Recently, new civilian High Commissioner of the American zone, John J. McCloy, had stirred controversy in Britain when he suggested that the program of dismantling Germany's war industry needed re-examination. But his observation seemed apt in the face of some absurd results from the program, as when one plant, devoted to maintaining Berlin's sewage and water system functioning, was stripped by the Russians, rebuilt by the West and then ordered dismantled by the West. Marshall Plan aid was being used to construct or reconstruct petroleum plants while synthetic gasoline plants were being dismantled. Such anomalies were occurring under the three-power control system in Western Germany, suggesting the need for better coordination of economic policy.

Robert C. Ruark, in Denver, found no subways or television present. The children were left to play in parks or fish in streams. With no Milton Berle or Howdy Doody, their cultural life was unfulfilled. It was thus a wonder that juvenile delinquency had not flourished as such activities as wrestling and roller derbies on the tv had practically rendered the need for the rod extinct.

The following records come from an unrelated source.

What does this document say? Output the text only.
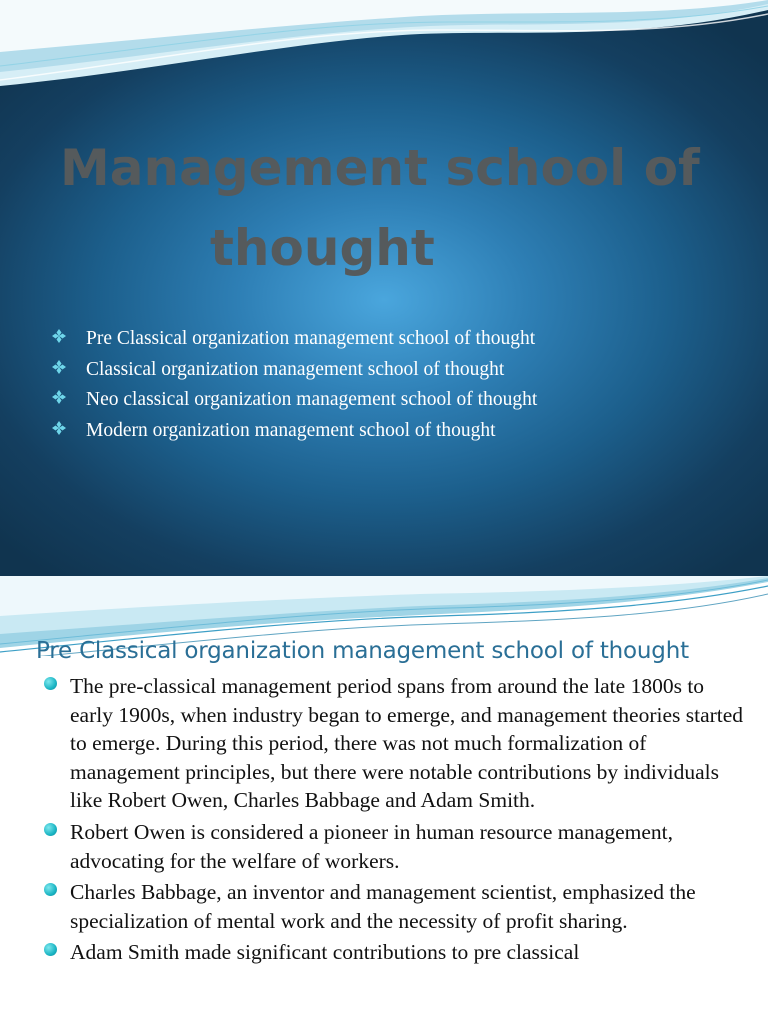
Management school of
thought
Pre Classical organization management school of thought
Classical organization management school of thought
Neo classical organization management school of thought
Modern organization management school of thought
Pre Classical organization management school of thought
The pre-classical management period spans from around the late 1800s to early 1900s, when industry began to emerge, and management theories started to emerge. During this period, there was not much formalization of management principles, but there were notable contributions by individuals like Robert Owen, Charles Babbage and Adam Smith.
Robert Owen is considered a pioneer in human resource management, advocating for the welfare of workers.
Charles Babbage, an inventor and management scientist, emphasized the specialization of mental work and the necessity of profit sharing.
Adam Smith made significant contributions to pre classical
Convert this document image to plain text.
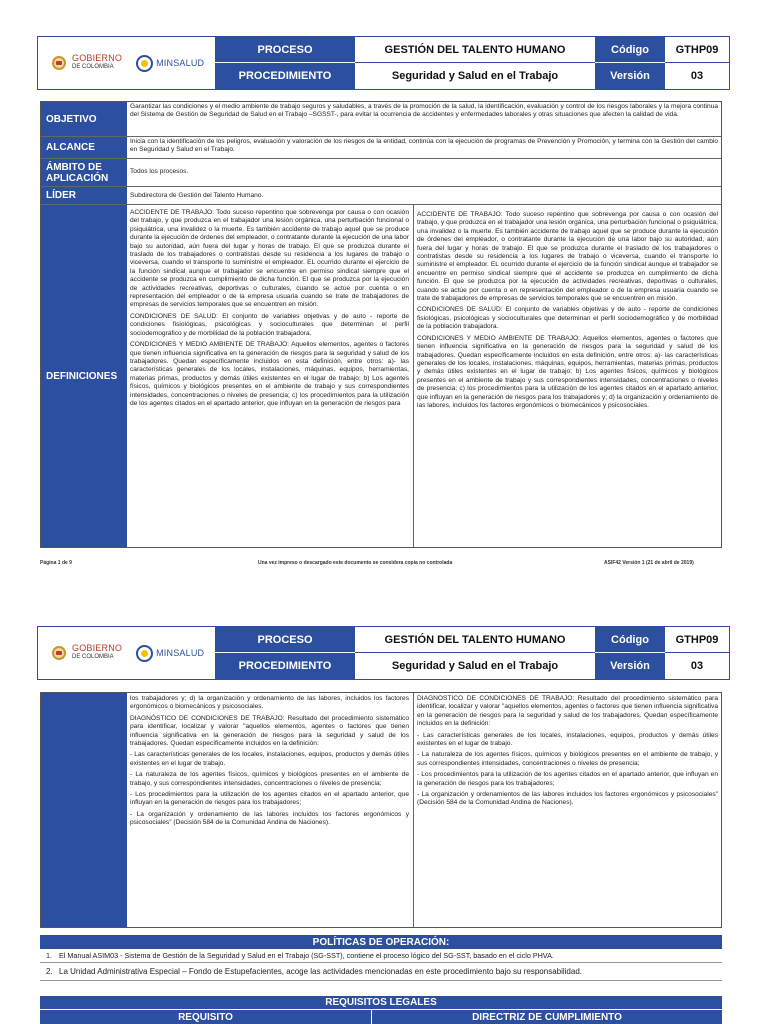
GOBIERNO
DE COLOMBIA	MINSALUD
PROCESO	GESTIÓN DEL TALENTO HUMANO	Código	GTHP09
PROCEDIMIENTO	Seguridad y Salud en el Trabajo	Versión	03
OBJETIVO
Garantizar las condiciones y el medio ambiente de trabajo seguros y saludables, a través de la promoción de la salud, la identificación, evaluación y control de los riesgos laborales y la mejora continua del Sistema de Gestión de Seguridad de Salud en el Trabajo –SGSST-, para evitar la ocurrencia de accidentes y enfermedades laborales y otras situaciones que afecten la calidad de vida.
ALCANCE
Inicia con la identificación de los peligros, evaluación y valoración de los riesgos de la entidad, continúa con la ejecución de programas de Prevención y Promoción, y termina con la Gestión del cambio en Seguridad y Salud en el Trabajo.
ÁMBITO DE APLICACIÓN
Todos los procesos.
LÍDER	Subdirectora de Gestión del Talento Humano.
DEFINICIONES

ACCIDENTE DE TRABAJO: Todo suceso repentino que sobrevenga por causa o con ocasión del trabajo, y que produzca en el trabajador una lesión orgánica, una perturbación funcional o psiquiátrica, una invalidez o la muerte. Es también accidente de trabajo aquel que se produce durante la ejecución de órdenes del empleador, o contratante durante la ejecución de una labor bajo su autoridad, aún fuera del lugar y horas de trabajo. El que se produzca durante el traslado de los trabajadores o contratistas desde su residencia a los lugares de trabajo o viceversa, cuando el transporte lo suministre el empleador. EL ocurrido durante el ejercicio de la función sindical aunque el trabajador se encuentre en permiso sindical siempre que el accidente se produzca en cumplimiento de dicha función. El que se produzca por la ejecución de actividades recreativas, deportivas o culturales, cuando se actúe por cuenta o en representación del empleador o de la empresa usuaria cuando se trate de trabajadores de empresas de servicios temporales que se encuentren en misión.

CONDICIONES DE SALUD: El conjunto de variables objetivas y de auto - reporte de condiciones fisiológicas, psicológicas y socioculturales que determinan el perfil sociodemográfico y de morbilidad de la población trabajadora.

CONDICIONES Y MEDIO AMBIENTE DE TRABAJO: Aquellos elementos, agentes o factores que tienen influencia significativa en la generación de riesgos para la seguridad y salud de los trabajadores. Quedan específicamente incluidos en esta definición, entre otros: a)- las características generales de los locales, instalaciones, máquinas, equipos, herramientas, materias primas, productos y demás útiles existentes en el lugar de trabajo; b) Los agentes físicos, químicos y biológicos presentes en el ambiente de trabajo y sus correspondientes intensidades, concentraciones o niveles de presencia; c) los procedimientos para la utilización de los agentes citados en el apartado anterior, que influyan en la generación de riesgos para

ACCIDENTE DE TRABAJO: Todo suceso repentino que sobrevenga por causa o con ocasión del trabajo, y que produzca en el trabajador una lesión orgánica, una perturbación funcional o psiquiátrica, una invalidez o la muerte. Es también accidente de trabajo aquel que se produce durante la ejecución de órdenes del empleador, o contratante durante la ejecución de una labor bajo su autoridad, aún fuera del lugar y horas de trabajo. El que se produzca durante el traslado de los trabajadores o contratistas desde su residencia a los lugares de trabajo o viceversa, cuando el transporte lo suministre el empleador. EL ocurrido durante el ejercicio de la función sindical aunque el trabajador se encuentre en permiso sindical siempre que el accidente se produzca en cumplimiento de dicha función. El que se produzca por la ejecución de actividades recreativas, deportivas o culturales, cuando se actúe por cuenta o en representación del empleador o de la empresa usuaria cuando se trate de trabajadores de empresas de servicios temporales que se encuentren en misión.

CONDICIONES DE SALUD: El conjunto de variables objetivas y de auto - reporte de condiciones fisiológicas, psicológicas y socioculturales que determinan el perfil sociodemográfico y de morbilidad de la población trabajadora.

CONDICIONES Y MEDIO AMBIENTE DE TRABAJO: Aquellos elementos, agentes o factores que tienen influencia significativa en la generación de riesgos para la seguridad y salud de los trabajadores. Quedan específicamente incluidos en esta definición, entre otros: a)- las características generales de los locales, instalaciones, máquinas, equipos, herramientas, materias primas, productos y demás útiles existentes en el lugar de trabajo; b) Los agentes físicos, químicos y biológicos presentes en el ambiente de trabajo y sus correspondientes intensidades, concentraciones o niveles de presencia; c) los procedimientos para la utilización de los agentes citados en el apartado anterior, que influyan en la generación de riesgos para los trabajadores y; d) la organización y ordenamiento de las labores, incluidos los factores ergonómicos o biomecánicos y psicosociales.

Página 1 de 9	Una vez impreso o descargado este documento se considera copia no controlada	ASIF42 Versión 1 (21 de abril de 2019)
GOBIERNO
DE COLOMBIA	MINSALUD
PROCESO	GESTIÓN DEL TALENTO HUMANO	Código	GTHP09
PROCEDIMIENTO	Seguridad y Salud en el Trabajo	Versión	03

los trabajadores y; d) la organización y ordenamiento de las labores, incluidos los factores ergonómicos o biomecánicos y psicosociales.

DIAGNÓSTICO DE CONDICIONES DE TRABAJO: Resultado del procedimiento sistemático para identificar, localizar y valorar "aquellos elementos, agentes o factores que tienen influencia significativa en la generación de riesgos para la seguridad y salud de los trabajadores. Quedan específicamente incluidos en la definición:

- Las características generales de los locales, instalaciones, equipos, productos y demás útiles existentes en el lugar de trabajo.

- La naturaleza de los agentes físicos, químicos y biológicos presentes en el ambiente de trabajo, y sus correspondientes intensidades, concentraciones o niveles de presencia;

- Los procedimientos para la utilización de los agentes citados en el apartado anterior, que influyan en la generación de riesgos para los trabajadores;

- La organización y ordenamiento de las labores incluidos los factores ergonómicos y psicosociales" (Decisión 584 de la Comunidad Andina de Naciones).

DIAGNOSTICO DE CONDICIONES DE TRABAJO: Resultado del procedimiento sistemático para identificar, localizar y valorar "aquellos elementos, agentes o factores que tienen influencia significativa en la generación de riesgos para la seguridad y salud de los trabajadores. Quedan específicamente incluidos en la definición:

- Las características generales de los locales, instalaciones, equipos, productos y demás útiles existentes en el lugar de trabajo.

- La naturaleza de los agentes físicos, químicos y biológicos presentes en el ambiente de trabajo, y sus correspondientes intensidades, concentraciones o niveles de presencia;

- Los procedimientos para la utilización de los agentes citados en el apartado anterior, que influyan en la generación de riesgos para los trabajadores;

- La organización y ordenamientos de las labores incluidos los factores ergonómicos y psicosociales" (Decisión 584 de la Comunidad Andina de Naciones).

POLÍTICAS DE OPERACIÓN:
1. El Manual ASIM03 - Sistema de Gestión de la Seguridad y Salud en el Trabajo (SG-SST), contiene el proceso lógico del SG-SST, basado en el ciclo PHVA.
2. La Unidad Administrativa Especial – Fondo de Estupefacientes, acoge las actividades mencionadas en este procedimiento bajo su responsabilidad.
REQUISITOS LEGALES
REQUISITO	DIRECTRIZ DE CUMPLIMIENTO
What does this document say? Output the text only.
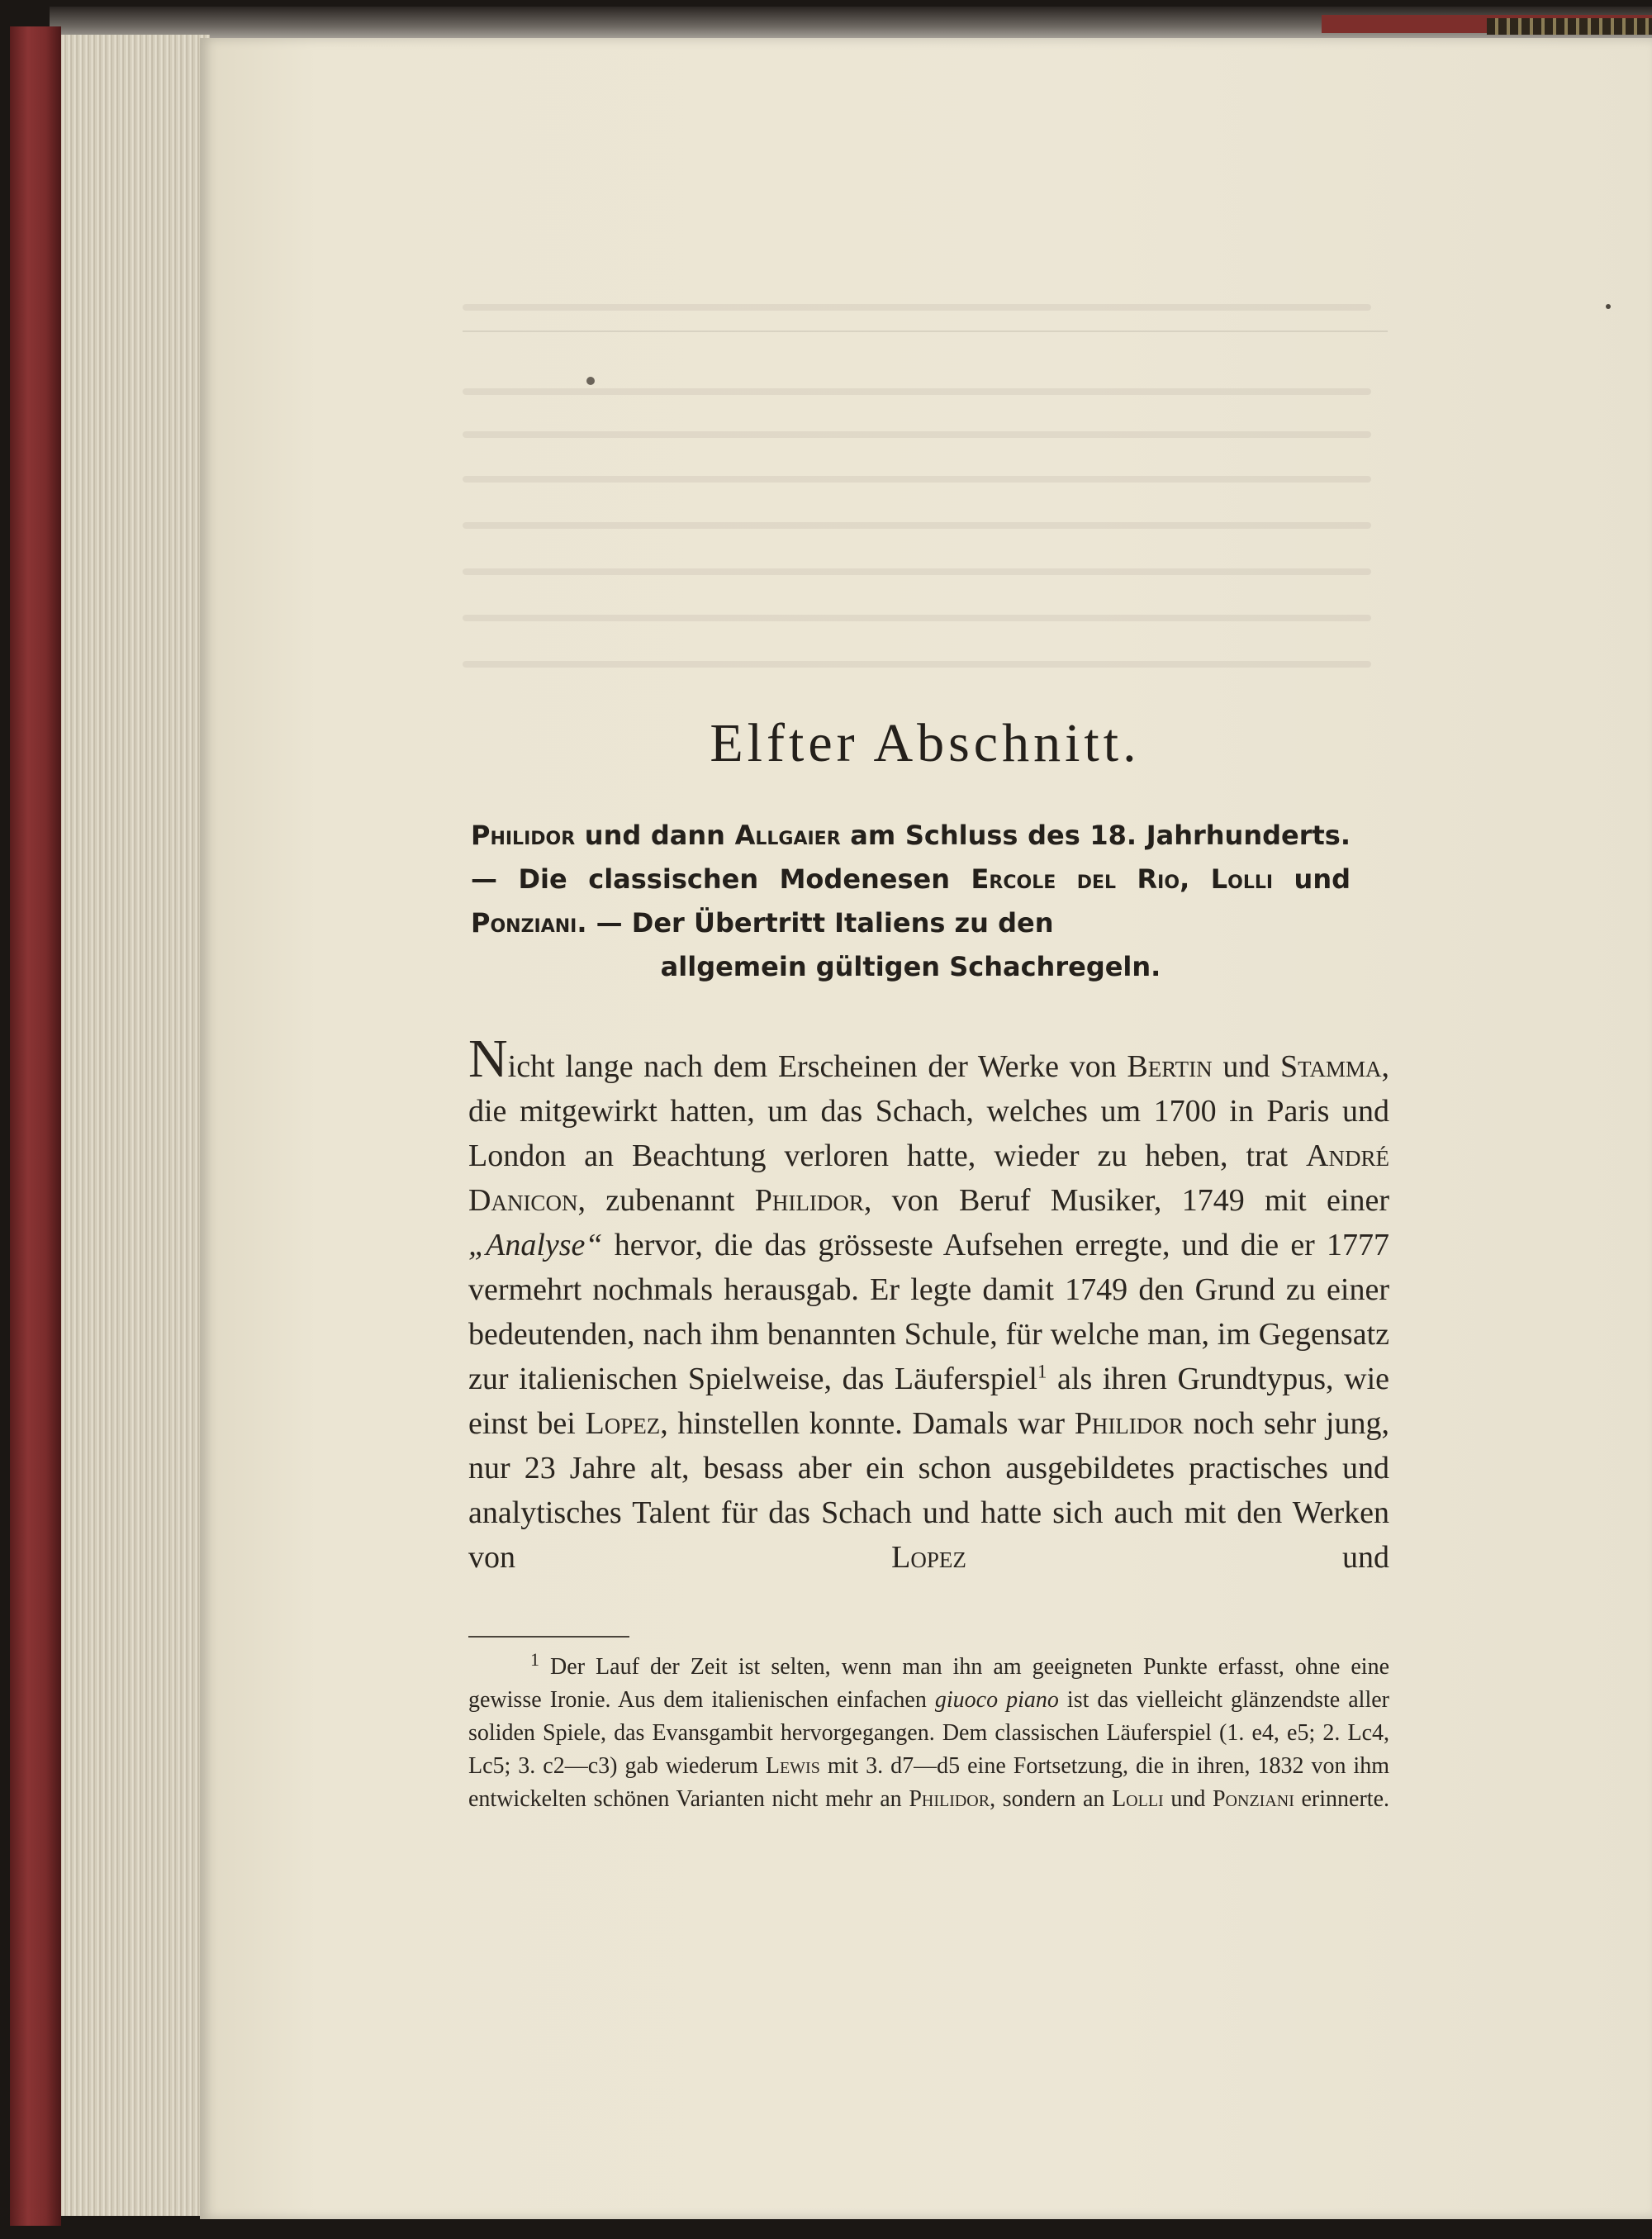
Elfter Abschnitt.

Philidor und dann Allgaier am Schluss des 18. Jahrhunderts. — Die classischen Modenesen Ercole del Rio, Lolli und Ponziani. — Der Übertritt Italiens zu den
allgemein gültigen Schachregeln.

Nicht lange nach dem Erscheinen der Werke von Bertin und Stamma, die mitgewirkt hatten, um das Schach, welches um 1700 in Paris und London an Beachtung verloren hatte, wieder zu heben, trat André Danicon, zubenannt Philidor, von Beruf Musiker, 1749 mit einer „Analyse“ hervor, die das grösseste Aufsehen erregte, und die er 1777 vermehrt nochmals herausgab. Er legte damit 1749 den Grund zu einer bedeutenden, nach ihm benannten Schule, für welche man, im Gegensatz zur italienischen Spielweise, das Läuferspiel$^1$ als ihren Grundtypus, wie einst bei Lopez, hinstellen konnte. Damals war Philidor noch sehr jung, nur 23 Jahre alt, besass aber ein schon ausgebildetes practisches und analytisches Talent für das Schach und hatte sich auch mit den Werken von Lopez und

$^1$ Der Lauf der Zeit ist selten, wenn man ihn am geeigneten Punkte erfasst, ohne eine gewisse Ironie. Aus dem italienischen einfachen giuoco piano ist das vielleicht glänzendste aller soliden Spiele, das Evansgambit hervorgegangen. Dem classischen Läuferspiel (1. e4, e5; 2. Lc4, Lc5; 3. c2—c3) gab wiederum Lewis mit 3. d7—d5 eine Fortsetzung, die in ihren, 1832 von ihm entwickelten schönen Varianten nicht mehr an Philidor, sondern an Lolli und Ponziani erinnerte.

Recently, while still in the East, he had visited a home where television was constantly on, viewed a drama in which a mechanical monster was invented to be a perfect companion for chess, eventually strangling the inventor. Another involved Mexico, girls, and vampires, in which the male protagonist cuts his hand and was set upon by the vampires. Yet another dealt with the French Revolution, wherein the girl went to the guillotine before giving up the goods on her father.

So the children of Denver were growing up in a Dark Age without television to steady them. No one he polled could even identify Gorgeous George or Martin Kane, the detective, or Kukla and Ollie, the puppets.

He wanted Eleanor Roosevelt therefore to obtain a coaxial cable linkage for the city or he would take the matter to the U.N., himself.